Sarà pertanto necessario che i certificatori accreditati rilascino dispositivi che non contengano anche la firma digitale qualificata, ma solo le credenziali necessarie per l'identificazione e, per la consultazione da parte di collaboratori del difensore, la nomina a sostituto ai sensi dell'art. 9 del r.d. lgs. 1578/1933 (Con atto ricevuto dal cancelliere del Tribunale o della Corte d'appello, da comunicarsi in copia al Consiglio dell'ordine, il procuratore può, sotto la sua responsabilità, procedere alla nomina di sostituti, in numero non superiore a tre, fra i procuratori compresi nell'albo in cui egli trovasi iscritto. Il sostituto rappresenta a tutti gli effetti il procuratore che lo ha nominato. Il procuratore può anche, sotto la sua responsabilità, farsi rappresentare da un altro procuratore esercente presso uno dei Tribunali della circoscrizione della Corte d'appello e sezioni distaccate. L'incarico è dato di volta in volta per iscritto negli atti della causa o con dichiarazione separata).

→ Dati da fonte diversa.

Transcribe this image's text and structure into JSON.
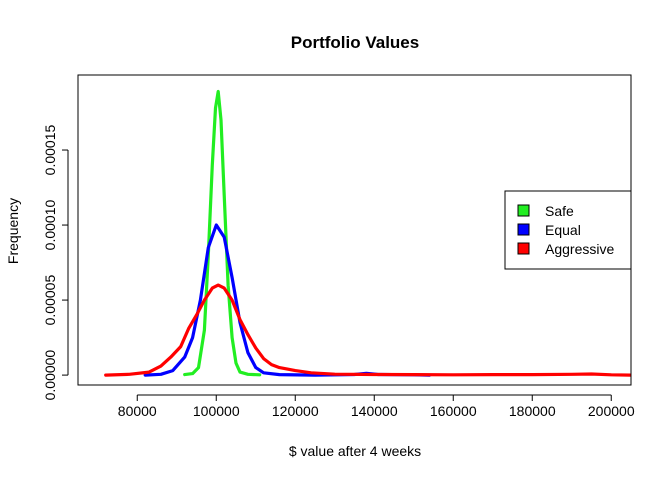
{
  "chart_data": {
    "type": "line",
    "title": "Portfolio Values",
    "xlabel": "$ value after 4 weeks",
    "ylabel": "Frequency",
    "xlim": [
      65000,
      205000
    ],
    "ylim": [
      -6.6e-06,
      0.0002
    ],
    "x_ticks": [
      80000,
      100000,
      120000,
      140000,
      160000,
      180000,
      200000
    ],
    "y_ticks": [
      0,
      5e-05,
      0.0001,
      0.00015
    ],
    "y_tick_labels": [
      "0.00000",
      "0.00005",
      "0.00010",
      "0.00015"
    ],
    "grid": false,
    "legend_position": "right",
    "series": [
      {
        "name": "Safe",
        "color": "#22ee22",
        "points": [
          [
            92000,
            3e-07
          ],
          [
            94000,
            1e-06
          ],
          [
            95500,
            5e-06
          ],
          [
            97000,
            3e-05
          ],
          [
            98000,
            8e-05
          ],
          [
            99000,
            0.00014
          ],
          [
            99800,
            0.000178
          ],
          [
            100500,
            0.000189
          ],
          [
            101200,
            0.00017
          ],
          [
            102000,
            0.00012
          ],
          [
            103000,
            6e-05
          ],
          [
            104000,
            2.5e-05
          ],
          [
            105000,
            8e-06
          ],
          [
            106000,
            2e-06
          ],
          [
            108000,
            5e-07
          ],
          [
            111000,
            2e-07
          ]
        ]
      },
      {
        "name": "Equal",
        "color": "#0000ff",
        "points": [
          [
            82000,
            0
          ],
          [
            86000,
            5e-07
          ],
          [
            89000,
            3e-06
          ],
          [
            92000,
            1.2e-05
          ],
          [
            94000,
            2.5e-05
          ],
          [
            96000,
            5e-05
          ],
          [
            98000,
            8.5e-05
          ],
          [
            100000,
            0.0001
          ],
          [
            102000,
            9.2e-05
          ],
          [
            104000,
            6.5e-05
          ],
          [
            106000,
            3.5e-05
          ],
          [
            108000,
            1.5e-05
          ],
          [
            110000,
            5e-06
          ],
          [
            112000,
            1.5e-06
          ],
          [
            116000,
            3e-07
          ],
          [
            125000,
            0
          ],
          [
            135000,
            4e-07
          ],
          [
            138000,
            1.2e-06
          ],
          [
            141000,
            4e-07
          ],
          [
            150000,
            2e-07
          ],
          [
            154000,
            0
          ]
        ]
      },
      {
        "name": "Aggressive",
        "color": "#ff0000",
        "points": [
          [
            72000,
            0
          ],
          [
            78000,
            5e-07
          ],
          [
            83000,
            2e-06
          ],
          [
            86000,
            6e-06
          ],
          [
            88500,
            1.2e-05
          ],
          [
            91000,
            1.9e-05
          ],
          [
            93000,
            3.1e-05
          ],
          [
            95000,
            4e-05
          ],
          [
            97000,
            5e-05
          ],
          [
            99000,
            5.8e-05
          ],
          [
            100500,
            6e-05
          ],
          [
            102000,
            5.8e-05
          ],
          [
            104000,
            5e-05
          ],
          [
            106000,
            3.7e-05
          ],
          [
            108000,
            2.7e-05
          ],
          [
            110000,
            1.8e-05
          ],
          [
            112000,
            1.1e-05
          ],
          [
            114000,
            7e-06
          ],
          [
            116000,
            5e-06
          ],
          [
            118000,
            4e-06
          ],
          [
            120000,
            3e-06
          ],
          [
            124000,
            1.5e-06
          ],
          [
            130000,
            6e-07
          ],
          [
            140000,
            4e-07
          ],
          [
            150000,
            3e-07
          ],
          [
            160000,
            2e-07
          ],
          [
            170000,
            3e-07
          ],
          [
            180000,
            3e-07
          ],
          [
            190000,
            5e-07
          ],
          [
            195000,
            7e-07
          ],
          [
            200000,
            2e-07
          ],
          [
            205000,
            0
          ]
        ]
      }
    ]
  }
}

A prima vista, dunque, la segretaria non avrà più alcun accesso. Ma, tecnicamente, una soluzione ci sarebbe: dovrebbe essere munita, su richiesta dell'avvocato, di una smart card specifica che consenta solo l'accesso ai dati dei registri di cancelleria, senza permettere il compimento di alcun atto riservato al solo difensore, il quale rimarrebbe in ogni caso responsabile del suo utilizzo. In caso contrario, l'ineluttabile "formalismo informatico" determinerà il ridimensionamento di una figura fondamentale dello studio legale.

Insomma, occorre individuare un punto di incontro tra le giustissime esigenze di sicurezza e quelle, altrettanto legittime, di duttilità ed efficienza della professione, in modo tale da consentire allo strumento informatico di svolgere la sua funzione fondamentale, cioè lavorare meglio e non invece essere un ostacolo ulteriore, specialmente per le realtà professionali più piccole.